Komisi Eropa Perintahkan Apple Bayar Pajak 13 Miliar Euro
Setelah melakukan investigasi selama tiga tahun, Komisi Uni Eropa menyimpulkan pemerintah Irlandia dengan perusahaan multinasional di bidang teknologi, Apple Inc. melakukan kesepakatan pajak ilegal. Akibatnya, Komisi memerintahkan Irlandia menagih kekurangan pajak sebesar 13 miliar euro atau sekitar Rp 193 triliun dari perusahaan.
Media asal Inggris, Independent, pada Selasa 30 Agustus 2016, memberitakan bahwa Apple diketahui hanya membayar pajak korporasi kurang dari satu persen, di bawah pajak korporasi yang berlaku di Irlandia sebesar 12,5 persen. Komisioner Komisi Uni Eropa yang berwenang di bidang kebijakan kompetisi, Margrethe Vestager mengatakan negara anggota tak bisa memberikan keuntungan pajak kepada perusahaan tertentu.
“Hal ini ilegal menurut aturan negara Uni Eropa,” ucapnya. Vestager menyebutkan Apple cuma membayar pajak korporasi satu persen dari keuntungannya di Eropa pada 2013 dan membayar 0,005 persen pada 2014. (Lihat pula: Pemerintah dan Otoritas Keuangan Buat MoU Lancarkan Tax Amnesty).

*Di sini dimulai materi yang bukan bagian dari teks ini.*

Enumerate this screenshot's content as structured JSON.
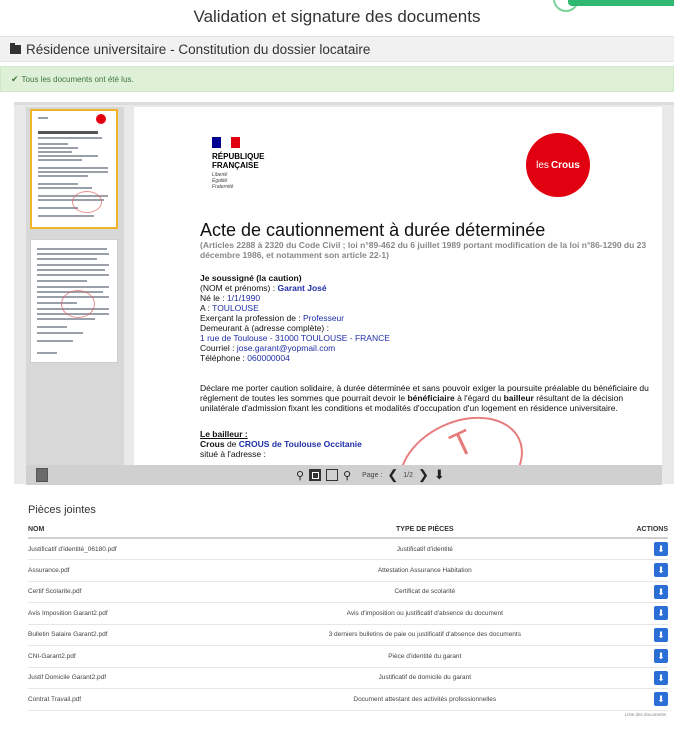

Apple membantah kesimpulan Komisi. Kepala Eksekutif Apple, Tim Cook menyatakan perusahaan tidak pernah meminta atau menerima perlakuan istimewa di bidang pajak dan menuding Komisi tengah berupaya mengganti hukum pajak di Irlandia. “Kami tidak berhutang apapun pada mereka lebih dari yang kami sudah bayarkan,” kata dia.
Apple mengklaim taat hukum dan sudah membayar semua tagihan pajak di semua tempat operasionalnya. Sebaliknya, perusahaan tersebut menuding Komisi telah menjungkirbalikkan sistem pajak internasional.
“Urusan Komisi bukanlah seberapa banyak Apple membayar pajak, tapi tentang pemerintah mana yang mengumpulkan uang. Kesimpulan itu akan menimbulkan dampak berbahaya dan mendalam terhadap investasi dan penciptaan lapangan kerja di Eropa,” demikian pernyataan Apple. Perusahaan pun berencana mengambil langkah banding atas keputusan Komisi tersebut.
Sejalan dengan Apple, Menteri Keuangan Irlandia Michael Noonan juga mengungkapkan ketidaksetujuannya dengan temuan Komisi dan sedang mencari jalan untuk banding. “Sistem pajak kami didasari ketaatan hukum yang ketat,” ucapnya.
Keputusan itu membuat saya tidak memiliki pilihan selain meminta persetujuan kabinet untuk melakukan banding atas keputusan itu di Pengadilan Eropa.”
Departemen Keuangan Amerika Serikat juga meresponi keputusan Komisi dengan menyebut kesimpulan otoritas bisa mengancam investasi luar negeri, iklim bisnis dan kerja sama ekonomi antara Amerika Serikat dengan Eropa.
Perselisihan pajak yang melibatkan pemerintah Irlandia, perusahaan multinasional, dan otoritas Eropa bukan kali ini saja. Sebelumnya, Parlemen Inggris menuding Google telah mentransfer mayoritas keuntungannya di kawasan Eropa melalui Irlandia untuk menghindari pembayaran pajak di negara-negara lain.
Memang bukan hal asing lagi bagi perusahaan multinasional untuk membangun kantor pusat di negara-negara dengan pajak rendah, seperti Irlandia dan Luksemburg. Uni Eropa pun kini mengambil tindakan keras dengan memaksa perusahaan-perusahaan semacam itu membayar pajak di negara tempat mereka menjalankan usaha. (Baca: Mengenal Tax Havens, Membedah Panama Papers).
Parlemen Eropa memperkirakan kehilangan pemasukan US$ 78 miliar per tahun karena praktik penghindaran pajak oleh perusahaan-perusahaan dengan memanfaatkan celah hukum. Di dunia, jumlahnya mencapai US$ 240 miliar per tahun. Alhasil, para pejabat Eropa pun makin agresif mengejar setoran pajak korporasi yang telah hilang. Beberapa perusahaan asal Amerika Serikat yang diduga tidak membayar pajak adalah Starbucks, Fiat Chrysler, Apple, dan Amazon. (Baca: Prancis Buru Pajak Google dan McDonald's).